Just a few days after China’s largest coal producer warned of 10 per cent decline in domestic coal sales in 2015, a new report has emerged from the UK warning that the US market for thermal coal is in structural decline.
The report, published on Tuesday by the London-based Carbon Tracker Initiative, paints a bleak picture of a coal market that has been pounded by cheaper renewables, energy efficiency measures, rising construction costs, a rash of legal and climate challenges, and the shale gas revolution.
“Cheap gas has knocked coal off its feet, and the need to improve air quality and ever-lower renewables costs has kept coal down for the count,” said Carbon Tracker’s senior researcher, Luke Sussams, who co-authored the report.
According to Mark Fulton, a research advisor to Carbon Tracker and former head of climate research at Deutsche Bank, the accompanying collapse in the share prices of the US coal sector (2011-14) offers an illustration of how markets can “punish investors in a climate-constrained world where lower carbon technology is developing rapidly.”
As the Carbon Tracker report notes, at least two dozen US coal companies succumbed to bankruptcy in the last three years, including major producers like James River Coal and Patriot Coal Corporation; many others lost 80 per cent of their share value in the same period, including coal colossus, Peabody Energy Corp.
Perhaps most interestingly, though, the report – entitled The U.S. Coal Crash – Evidence for structural change – shows how one of the biggest and most advanced economies in the world can decouple growth from such a well-established and dominant industry in a short space of time – even without a global climate deal, or federal carbon price.
The risk for passive investment funds, including some of the bigger pension funds, is particularly acute, says Carbon Tracker, given they track the indices and would have followed Peabody’s share drop regardless, until it fell out of the S&P 500 Index in September.

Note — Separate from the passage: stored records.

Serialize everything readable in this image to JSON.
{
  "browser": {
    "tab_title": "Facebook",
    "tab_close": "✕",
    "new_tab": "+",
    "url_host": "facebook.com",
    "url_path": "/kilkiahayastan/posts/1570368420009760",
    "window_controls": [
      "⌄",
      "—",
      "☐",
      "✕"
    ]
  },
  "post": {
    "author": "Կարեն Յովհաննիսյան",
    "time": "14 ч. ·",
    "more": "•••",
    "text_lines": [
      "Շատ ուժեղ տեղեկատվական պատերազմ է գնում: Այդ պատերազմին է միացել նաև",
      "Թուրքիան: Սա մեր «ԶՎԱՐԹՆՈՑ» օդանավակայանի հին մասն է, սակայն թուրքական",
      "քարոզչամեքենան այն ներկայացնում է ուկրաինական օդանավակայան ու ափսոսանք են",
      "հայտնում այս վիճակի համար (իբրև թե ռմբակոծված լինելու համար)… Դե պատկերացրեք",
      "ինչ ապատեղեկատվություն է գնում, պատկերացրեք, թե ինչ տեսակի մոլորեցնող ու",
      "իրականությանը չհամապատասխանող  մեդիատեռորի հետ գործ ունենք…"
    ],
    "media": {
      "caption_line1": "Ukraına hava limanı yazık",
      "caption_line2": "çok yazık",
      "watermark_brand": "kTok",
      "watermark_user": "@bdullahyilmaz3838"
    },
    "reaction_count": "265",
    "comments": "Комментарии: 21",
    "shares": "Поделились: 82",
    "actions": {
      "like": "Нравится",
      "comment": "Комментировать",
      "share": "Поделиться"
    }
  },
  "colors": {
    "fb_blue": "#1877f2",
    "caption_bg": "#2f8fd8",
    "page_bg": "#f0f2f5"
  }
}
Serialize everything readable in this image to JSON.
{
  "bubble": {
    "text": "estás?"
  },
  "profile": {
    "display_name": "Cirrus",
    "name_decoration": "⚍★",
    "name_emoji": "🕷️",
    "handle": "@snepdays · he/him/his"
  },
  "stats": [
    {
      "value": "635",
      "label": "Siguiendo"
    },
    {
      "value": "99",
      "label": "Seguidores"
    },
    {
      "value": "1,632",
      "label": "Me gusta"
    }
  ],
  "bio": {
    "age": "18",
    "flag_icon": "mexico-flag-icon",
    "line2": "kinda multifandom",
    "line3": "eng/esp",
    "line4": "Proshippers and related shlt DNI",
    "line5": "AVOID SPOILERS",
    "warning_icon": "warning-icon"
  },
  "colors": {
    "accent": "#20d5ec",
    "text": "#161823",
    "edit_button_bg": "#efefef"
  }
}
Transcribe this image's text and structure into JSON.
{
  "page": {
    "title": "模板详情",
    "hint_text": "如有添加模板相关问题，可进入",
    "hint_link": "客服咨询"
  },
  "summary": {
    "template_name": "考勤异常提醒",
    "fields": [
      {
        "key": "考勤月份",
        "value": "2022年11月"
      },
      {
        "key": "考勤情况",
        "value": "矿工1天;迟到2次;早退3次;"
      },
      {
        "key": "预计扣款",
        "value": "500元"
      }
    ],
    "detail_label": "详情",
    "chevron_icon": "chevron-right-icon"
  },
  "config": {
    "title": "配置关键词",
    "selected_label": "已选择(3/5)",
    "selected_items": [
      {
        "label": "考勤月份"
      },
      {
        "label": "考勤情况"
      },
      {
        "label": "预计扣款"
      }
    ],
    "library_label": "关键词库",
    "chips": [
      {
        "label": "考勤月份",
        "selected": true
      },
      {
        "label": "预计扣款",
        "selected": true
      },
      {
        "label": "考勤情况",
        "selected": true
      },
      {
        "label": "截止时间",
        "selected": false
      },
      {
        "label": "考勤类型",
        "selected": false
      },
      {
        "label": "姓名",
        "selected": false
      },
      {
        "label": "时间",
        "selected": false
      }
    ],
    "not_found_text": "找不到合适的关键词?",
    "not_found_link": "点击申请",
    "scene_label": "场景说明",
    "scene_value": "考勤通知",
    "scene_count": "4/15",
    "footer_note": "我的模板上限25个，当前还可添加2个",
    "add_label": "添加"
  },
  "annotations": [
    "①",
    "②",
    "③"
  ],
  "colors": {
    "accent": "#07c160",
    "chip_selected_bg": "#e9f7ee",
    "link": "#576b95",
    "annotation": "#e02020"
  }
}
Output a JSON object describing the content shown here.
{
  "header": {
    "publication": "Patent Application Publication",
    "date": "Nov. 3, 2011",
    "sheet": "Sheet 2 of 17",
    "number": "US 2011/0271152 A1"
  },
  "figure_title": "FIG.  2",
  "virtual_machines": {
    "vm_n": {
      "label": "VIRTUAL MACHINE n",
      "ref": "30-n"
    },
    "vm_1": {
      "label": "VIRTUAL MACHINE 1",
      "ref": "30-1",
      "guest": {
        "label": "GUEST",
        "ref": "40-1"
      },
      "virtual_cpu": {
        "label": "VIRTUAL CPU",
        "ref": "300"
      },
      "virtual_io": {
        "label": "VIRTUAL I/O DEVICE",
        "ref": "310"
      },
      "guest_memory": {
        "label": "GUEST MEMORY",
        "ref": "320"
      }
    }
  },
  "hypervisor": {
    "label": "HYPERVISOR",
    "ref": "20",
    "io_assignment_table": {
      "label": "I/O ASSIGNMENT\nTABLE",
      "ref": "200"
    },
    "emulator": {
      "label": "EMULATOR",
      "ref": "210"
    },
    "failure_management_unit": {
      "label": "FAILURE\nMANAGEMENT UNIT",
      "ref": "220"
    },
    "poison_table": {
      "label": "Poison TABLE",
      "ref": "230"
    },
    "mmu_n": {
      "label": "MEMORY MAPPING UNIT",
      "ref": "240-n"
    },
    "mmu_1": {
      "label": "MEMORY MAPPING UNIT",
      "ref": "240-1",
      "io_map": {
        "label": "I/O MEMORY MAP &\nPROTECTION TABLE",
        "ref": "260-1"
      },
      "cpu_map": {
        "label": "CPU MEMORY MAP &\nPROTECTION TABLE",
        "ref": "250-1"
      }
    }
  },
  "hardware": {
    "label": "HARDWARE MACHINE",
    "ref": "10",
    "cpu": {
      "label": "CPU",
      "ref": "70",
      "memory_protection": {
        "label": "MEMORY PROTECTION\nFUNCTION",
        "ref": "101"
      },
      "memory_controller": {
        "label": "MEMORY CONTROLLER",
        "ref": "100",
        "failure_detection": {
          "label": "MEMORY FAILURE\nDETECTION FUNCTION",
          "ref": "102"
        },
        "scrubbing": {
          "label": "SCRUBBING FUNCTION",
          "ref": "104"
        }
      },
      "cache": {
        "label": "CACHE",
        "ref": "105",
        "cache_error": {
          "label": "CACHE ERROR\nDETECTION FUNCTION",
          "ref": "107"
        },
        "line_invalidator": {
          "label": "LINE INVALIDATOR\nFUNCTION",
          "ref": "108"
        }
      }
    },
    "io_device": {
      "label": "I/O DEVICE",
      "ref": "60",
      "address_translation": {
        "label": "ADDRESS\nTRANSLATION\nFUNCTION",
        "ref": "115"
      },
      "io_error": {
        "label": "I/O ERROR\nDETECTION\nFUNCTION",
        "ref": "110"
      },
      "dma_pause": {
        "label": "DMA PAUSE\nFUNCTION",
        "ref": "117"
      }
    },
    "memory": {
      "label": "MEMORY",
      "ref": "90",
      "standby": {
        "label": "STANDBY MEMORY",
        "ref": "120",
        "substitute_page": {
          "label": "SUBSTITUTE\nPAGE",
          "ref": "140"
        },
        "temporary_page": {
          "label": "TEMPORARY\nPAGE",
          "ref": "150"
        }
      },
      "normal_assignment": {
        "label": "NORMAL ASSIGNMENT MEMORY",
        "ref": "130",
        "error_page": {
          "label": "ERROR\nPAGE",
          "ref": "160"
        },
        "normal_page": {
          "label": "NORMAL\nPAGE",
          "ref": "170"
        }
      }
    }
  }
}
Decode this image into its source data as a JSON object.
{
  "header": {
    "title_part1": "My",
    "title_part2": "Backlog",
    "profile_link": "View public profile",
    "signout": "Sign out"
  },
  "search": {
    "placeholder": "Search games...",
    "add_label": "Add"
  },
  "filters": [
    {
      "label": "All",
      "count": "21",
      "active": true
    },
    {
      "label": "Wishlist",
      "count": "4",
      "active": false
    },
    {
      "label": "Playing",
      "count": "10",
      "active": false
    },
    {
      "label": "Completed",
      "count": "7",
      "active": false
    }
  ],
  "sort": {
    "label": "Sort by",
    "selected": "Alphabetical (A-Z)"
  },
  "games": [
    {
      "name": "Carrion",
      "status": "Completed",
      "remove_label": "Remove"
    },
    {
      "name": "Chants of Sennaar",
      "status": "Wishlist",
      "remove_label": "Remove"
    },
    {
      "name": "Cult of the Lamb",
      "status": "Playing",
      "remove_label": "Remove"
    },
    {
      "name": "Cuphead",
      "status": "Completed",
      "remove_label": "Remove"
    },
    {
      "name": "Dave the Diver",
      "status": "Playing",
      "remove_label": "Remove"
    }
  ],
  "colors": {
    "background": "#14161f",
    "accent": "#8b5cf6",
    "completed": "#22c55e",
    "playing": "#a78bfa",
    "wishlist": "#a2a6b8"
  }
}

But Carbon Tracker says its findings on the grim state of the US coal market should serve as a warning to investors in other fossil fuel markets worldwide, who fail to read the structural shift away from hydrocarbons and continue to invest in assets likely to become stranded.
“The roof has fallen in on US coal, and alarm bells should be ringing for investors in related sectors around the world,” said Andrew Grant, Carbon Tracker’s financial analyst and report co-author.
“These first tremors are amongst the clearest signs yet of a seismic shift in energy markets, as high carbon fuels are set to be increasingly outperformed by lower carbon alternatives.
The report also notes that the US industry’s plan B – which, much like Australia’s is to export production to assumed perennial growth markets in Asia – has also floundered amid a global market awash with supply from other countries and weak demand.
“This pattern is spreading across the globe, and poses an existential threat to the business models of companies focused on coal,” Carbon Tracker said.